Smoking may raise risk of type 2 diabetes

Researchers investigated potential links between smoking and type 2 diabetes.

New research has found that regularly smoking could increase the risk of developing type 2 diabetes in men, with the odds even higher in smokers who are also obese.

Carried out by researchers from the University of Oxford, UK, the Chinese Academy of Medical Sciences, and Peking University, the new study looked at 512 891 adults aged 30-79 years from five urban and five rural parts of China.

Participants had no history of diabetes at the start of the study, with the researchers following the health status of the participants for nine years using death and hospital admission records.

After taking into account factors such as age, socioeconomic status, alcohol consumption, physical activity and obesity, the team found that regular smokers have a 15-30% higher risk of developing diabetes compared with those who have never smoked.

Smoking more cigarettes each day and starting smoking at a younger age also appeared linked to a greater risk of diabetes.

The team also found that among men, being obese increased the risk of diabetes. Men who had a normal weight (a body mass index (BMI) of less that 25) and who smoked 30 cigarettes or more per day had a 30% higher risk of diabetes compared to those who didn’t smoke.

However, men who were obese (with a BMI of over 30) and smoked 30 cigarettes or more a day had a 60% higher risk.


A medical assistant administers an insulin shot to a diabetes patient at a private clinic in New Delhi on November 8, 2011

Heavy smokers were also more likely to have higher amount of abdominal fat than light or non-smokers, which also greatly increased the risk of the condition.

Although smoking is much less common among women in China – only 3% of the study’s female participants regularly smoked, compared to 68% of the male participants – the risk of developing diabetes appeared to be even greater for female smokers than male smokers, possibly due in part to their greater proportion of body fat compared to men.

Although previous studies have suggested that giving up smoking may actually increase the risk of developing type 2 diabetes, at least in the short term, the team found that among ex-smokers this risk was only seen among recent quitters who had stopped smoking because of illness.

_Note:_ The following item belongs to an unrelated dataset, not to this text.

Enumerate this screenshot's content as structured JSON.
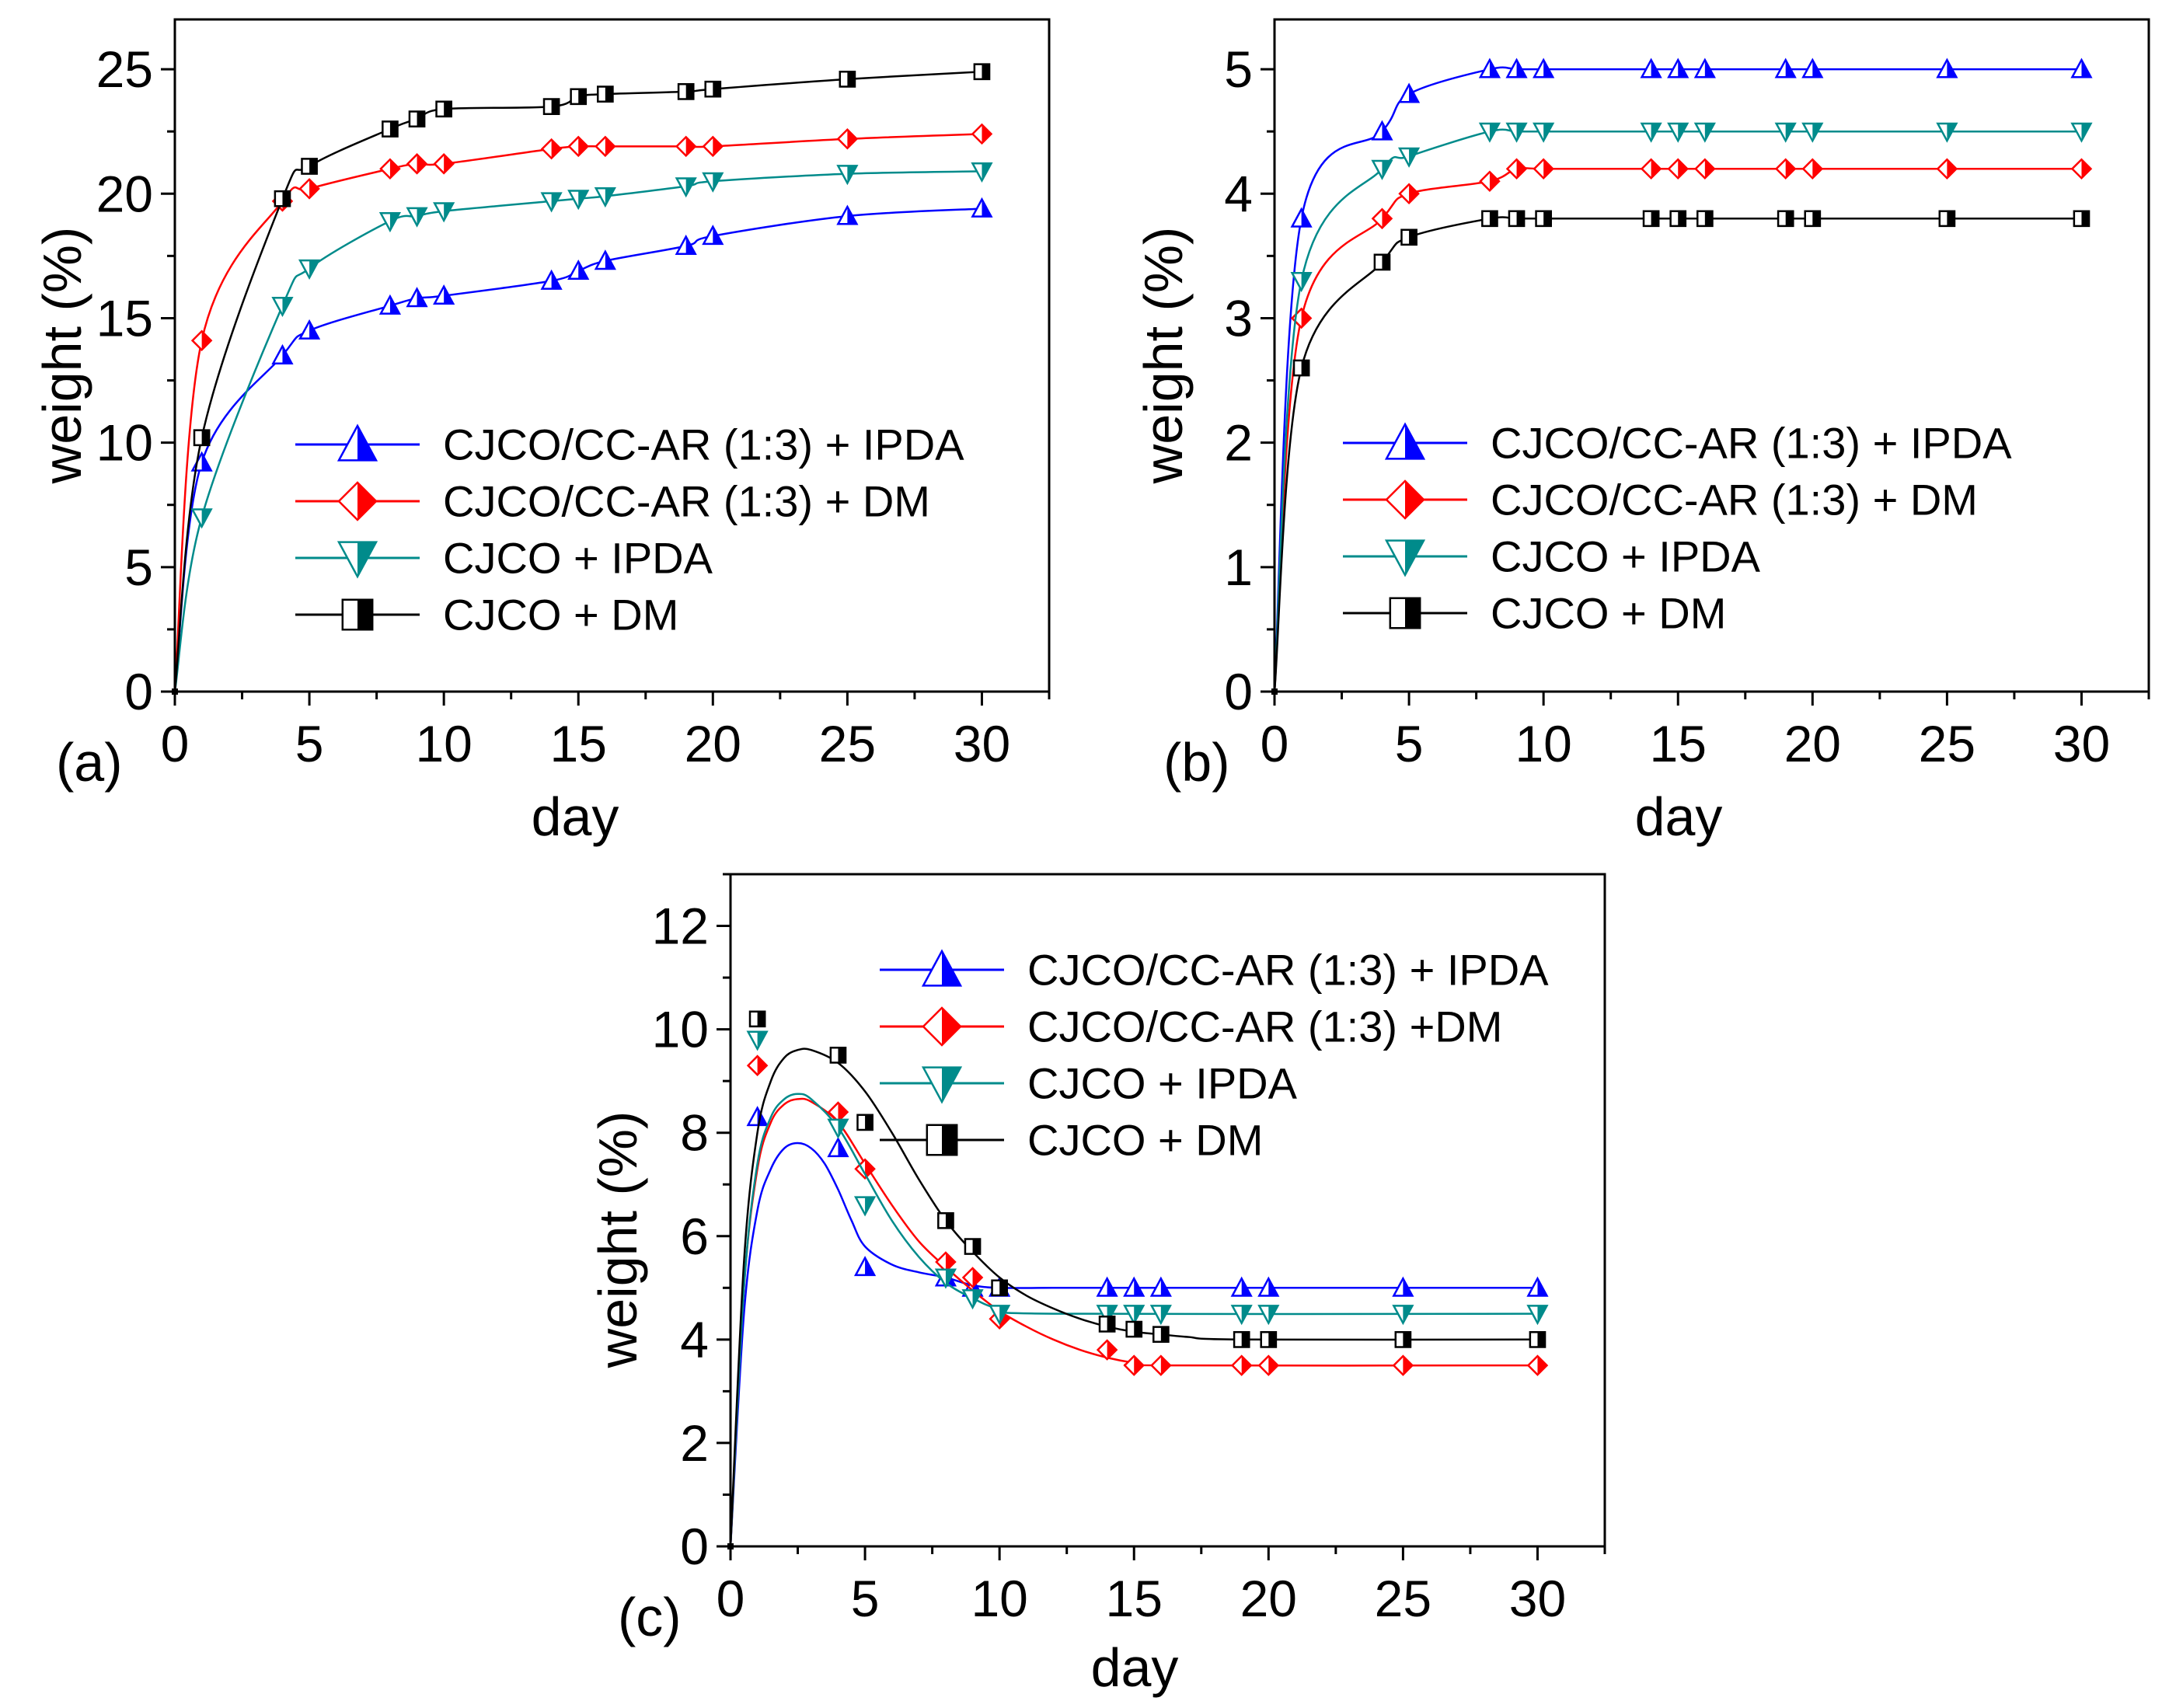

Among the individuals who had chosen to give up smoking, and who had stopped for more than 5 years, the researchers did find a small excess risk of diabetes but suggested that this could be due to moderate amount of weight gained following quitting.

Study author, Professor Liming Li, commented on the findings saying: “We can’t conclude from these findings that smoking causes type 2 diabetes, but, irrespective of this, smoking should be targeted as an important modifiable lifestyle factor in future disease prevention strategies, including for diabetes, in China and elsewhere.”

Co-author Dr. Fiona Bragg also added that, “These findings add to existing evidence of the health benefits of giving up smoking, not only for prevention of cancer, respiratory and cardiovascular diseases, but now also for prevention of diabetes.”